Initial Trial & Group-Based Strategy: A 60-day trial focused on operational visibility. The breakthrough came when Swiss structured its environment in the Aeris IoT Watchtower platform to mirror its operational reality, creating three distinct device groups:

 

  • Electronic Flight Bags
  • Maintenance tablets
  • Crew devices

 

Phase 2

Structured Adoption & Insight Generation: This grouping strategy was immediately impactful. Swiss observed that each group had a unique data profile and risk surface, and Aeris IoT Watchtower’s per-group network baselines made anomalies instantly meaningful. Key capabilities they leveraged included:

 

Granular Connection Visibility: For the first time, the team would be able to see destination endpoints (domains/IPs), timestamps, and precise per-SIM data volumes.

 

Baseline Deviation Detection: The platform modeled expected behavior for each group, which will make it easy to spot outliers, unexpected endpoint calls, and traffic patterns suggesting misconfigurations.

 

Operational Feedback Loops: Insights from Aeris IoT Watchtower will enable Swiss to proactively reconfigure devices and MDM settings—for example, reducing redundant background data traffic from device operating systems after observing the unnecessary activity.

 

Phase 3

Operational Integration: The trial quickly maturing into full operational integration. Swiss requested that monthly Risk Assessment Reports (RARs) would be delivered aligned to their device groups, creating a continuous improvement loop.
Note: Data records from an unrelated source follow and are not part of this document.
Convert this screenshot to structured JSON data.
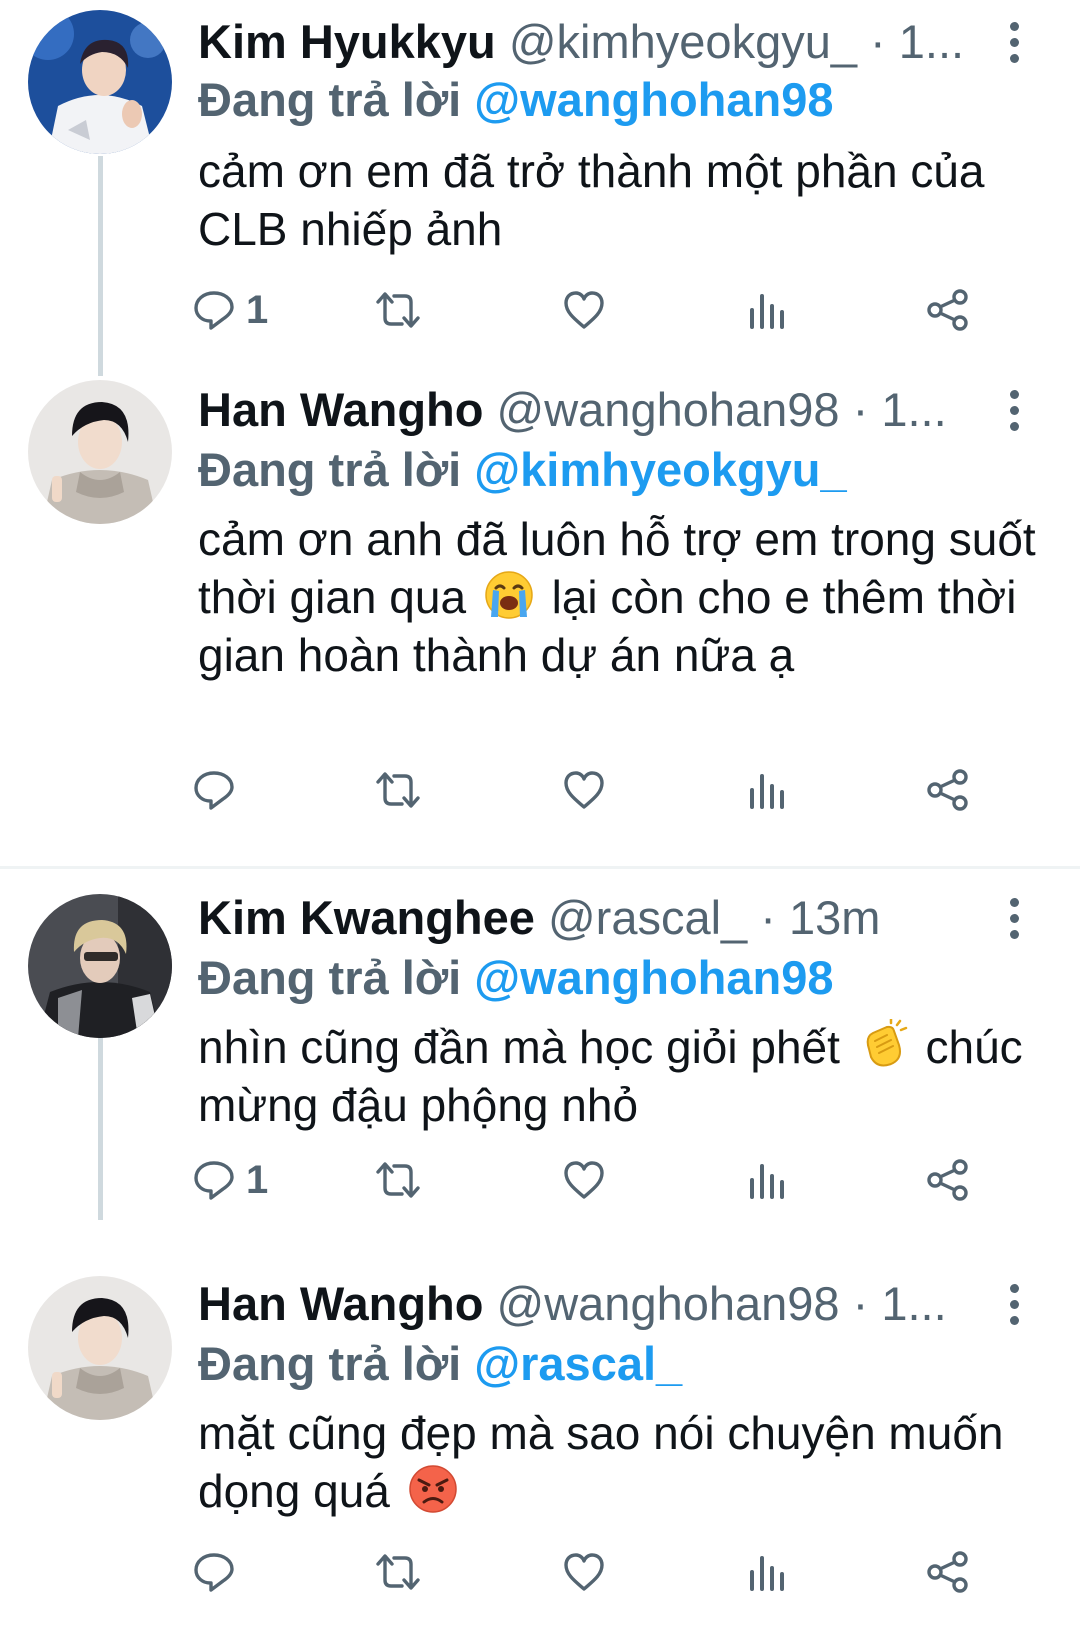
{
  "reply_prefix": "Đang trả lời",
  "tweets": [
    {
      "name": "Kim Hyukkyu",
      "handle": "@kimhyeokgyu_",
      "time": "· 1...",
      "reply_to": "@wanghohan98",
      "text": "cảm ơn em đã trở thành một phần của CLB nhiếp ảnh",
      "reply_count": "1"
    },
    {
      "name": "Han Wangho",
      "handle": "@wanghohan98",
      "time": "· 1...",
      "reply_to": "@kimhyeokgyu_",
      "text_before_emoji": "cảm ơn anh đã luôn hỗ trợ em trong suốt thời gian qua",
      "emoji": "loudly-crying-face",
      "text_after_emoji": "lại còn cho e thêm thời gian hoàn thành dự án nữa ạ",
      "reply_count": ""
    },
    {
      "name": "Kim Kwanghee",
      "handle": "@rascal_",
      "time": "· 13m",
      "reply_to": "@wanghohan98",
      "text_before_emoji": "nhìn cũng đần mà học giỏi phết",
      "emoji": "clapping-hands",
      "text_after_emoji": "chúc mừng đậu phộng nhỏ",
      "reply_count": "1"
    },
    {
      "name": "Han Wangho",
      "handle": "@wanghohan98",
      "time": "· 1...",
      "reply_to": "@rascal_",
      "text_before_emoji": "mặt cũng đẹp mà sao nói chuyện muốn dọng quá",
      "emoji": "angry-face",
      "reply_count": ""
    }
  ],
  "colors": {
    "text": "#0f1419",
    "secondary": "#536471",
    "mention": "#1d9bf0",
    "thread_line": "#cfd9de",
    "divider": "#eff3f4"
  },
  "icons": [
    "reply-icon",
    "retweet-icon",
    "like-icon",
    "analytics-icon",
    "share-icon",
    "more-icon"
  ]
}
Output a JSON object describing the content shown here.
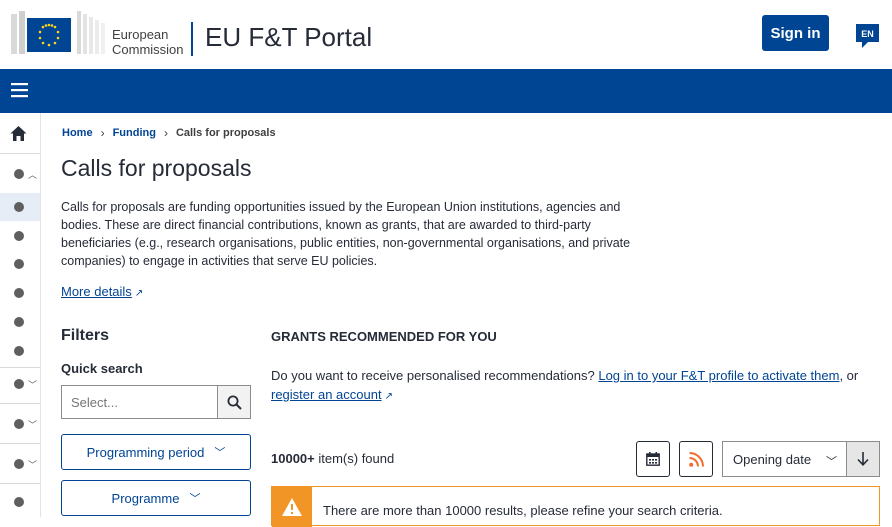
{
  "header": {
    "org_line1": "European",
    "org_line2": "Commission",
    "portal_title": "EU F&T Portal",
    "signin_label": "Sign in",
    "lang_code": "EN",
    "brand_color": "#004494"
  },
  "breadcrumb": {
    "items": [
      "Home",
      "Funding",
      "Calls for proposals"
    ]
  },
  "main": {
    "title": "Calls for proposals",
    "intro": "Calls for proposals are funding opportunities issued by the European Union institutions, agencies and bodies. These are direct financial contributions, known as grants, that are awarded to third-party beneficiaries (e.g., research organisations, public entities, non-governmental organisations, and private companies) to engage in activities that serve EU policies.",
    "more_details": "More details"
  },
  "filters": {
    "heading": "Filters",
    "quick_search_label": "Quick search",
    "quick_search_placeholder": "Select...",
    "buttons": [
      "Programming period",
      "Programme"
    ]
  },
  "grants": {
    "heading": "GRANTS RECOMMENDED FOR YOU",
    "text_before": "Do you want to receive personalised recommendations? ",
    "login_link": "Log in to your F&T profile to activate them",
    "text_middle": ", or",
    "register_link": "register an account"
  },
  "results": {
    "count": "10000+",
    "count_suffix": " item(s) found",
    "sort_value": "Opening date",
    "warning": "There are more than 10000 results, please refine your search criteria.",
    "warning_color": "#f29527"
  }
}
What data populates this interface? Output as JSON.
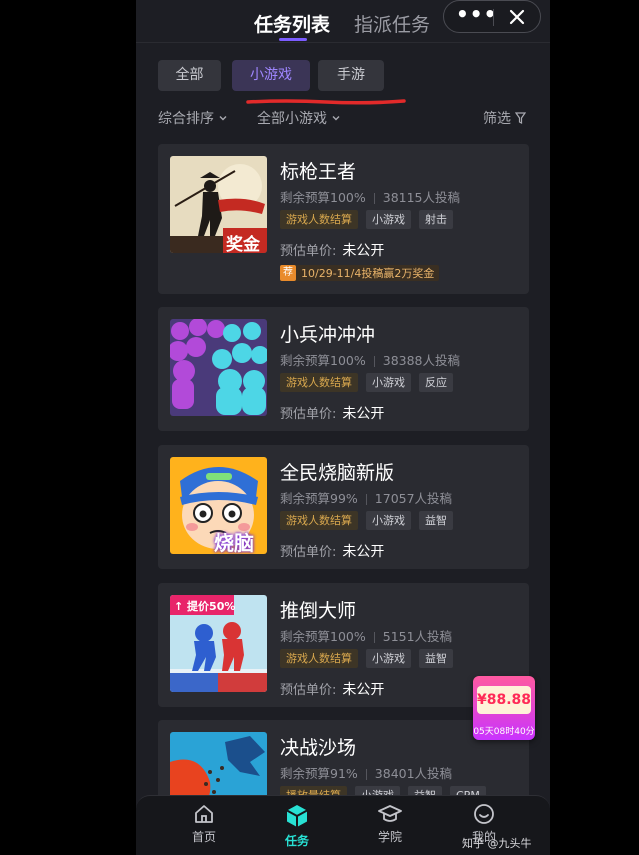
{
  "header": {
    "tab_active": "任务列表",
    "tab_inactive": "指派任务",
    "more_icon": "more-dots-icon",
    "close_icon": "close-icon"
  },
  "filters": {
    "chips": [
      "全部",
      "小游戏",
      "手游"
    ],
    "selected": "小游戏",
    "sort_label": "综合排序",
    "category_label": "全部小游戏",
    "filter_label": "筛选"
  },
  "tasks": [
    {
      "title": "标枪王者",
      "budget": "剩余预算100%",
      "submissions": "38115人投稿",
      "tags": [
        "游戏人数结算",
        "小游戏",
        "射击"
      ],
      "price_label": "预估单价:",
      "price_value": "未公开",
      "thumb_label": "奖金",
      "promo_badge": "荐",
      "promo_text": "10/29-11/4投稿赢2万奖金"
    },
    {
      "title": "小兵冲冲冲",
      "budget": "剩余预算100%",
      "submissions": "38388人投稿",
      "tags": [
        "游戏人数结算",
        "小游戏",
        "反应"
      ],
      "price_label": "预估单价:",
      "price_value": "未公开"
    },
    {
      "title": "全民烧脑新版",
      "budget": "剩余预算99%",
      "submissions": "17057人投稿",
      "tags": [
        "游戏人数结算",
        "小游戏",
        "益智"
      ],
      "price_label": "预估单价:",
      "price_value": "未公开",
      "thumb_label": "烧脑"
    },
    {
      "title": "推倒大师",
      "budget": "剩余预算100%",
      "submissions": "5151人投稿",
      "tags": [
        "游戏人数结算",
        "小游戏",
        "益智"
      ],
      "price_label": "预估单价:",
      "price_value": "未公开",
      "thumb_label": "提价50%"
    },
    {
      "title": "决战沙场",
      "budget": "剩余预算91%",
      "submissions": "38401人投稿",
      "tags": [
        "播放量结算",
        "小游戏",
        "益智",
        "CPM"
      ]
    }
  ],
  "red_packet": {
    "amount": "¥88.88",
    "countdown": "05天08时40分"
  },
  "bottom_nav": {
    "items": [
      "首页",
      "任务",
      "学院",
      "我的"
    ],
    "active": "任务"
  },
  "watermark": "知乎 @九头牛",
  "colors": {
    "accent_purple": "#7b5cff",
    "nav_active": "#28e1d4",
    "background": "#1d1e24",
    "card": "#2a2b31",
    "gold_tag": "#d9a84e"
  }
}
Training is planned to be rolled out to IT Ops teams, embedding Aeris IoT Watchtower into their daily workflows and governance model.

 

 

Results: From Reactive Firefighting to Proactive Intelligence

 

Through the implementation of Aeris IoT Watchtower, Swiss Airlines will be able to eliminate major visibility gaps, thereby fundamentally shifting its operational posture.

 

  • Incident diagnosis reduced from days to minutes.
  • Proactive anomaly detection across ~10,000 devices.
  • Reduced unnecessary data consumption via configuration tuning.
  • Continuous, audit-ready security reporting aligned to device roles.

 

With Aeris IoT Watchtower, troubleshooting time will be drastically cut. With detailed, per-SIM metrics, the team will be able to diagnose the root cause of data spikes or anomalies in seconds. They believe that if the platform had been in place during the earlier crew app bug incident, the fault would have been identified almost instantly, avoiding widespread data depletion.

 

The airline also expects to measurably strengthen its security posture. By detecting unexpected endpoint calls, DNS activity, and deviations from normal data consumption, Swiss will prevent operational issues before they escalate, a fact reflect in risk assessment reports that are trending from red/amber toward mostly green.

 

Finally, the platform provides a compliance-ready audit trail supporting aviation cybersecurity, operational resilience, and regulatory reporting requirements. By providing feedback and feature requests, Swiss has helped influence the Aeris IoT Watchtower roadmap, turning the relationship into a strategic partnership.

 

 

Summary

 

Swiss International Airlines is successfully transforming its approach to mobile asset management by addressing its visibility gaps. By deploying Aeris IoT Watchtower and adopting a fleet-aligned grouping strategy, the airline is turning a critical vulnerability into a source of strength. They are shifting from reactive firefighting to proactive management, making incremental but significant improvements to their security posture. For Swiss, visibility is no longer just a security tool—it is an operational intelligence asset that enhances service continuity across thousands of mission-critical devices.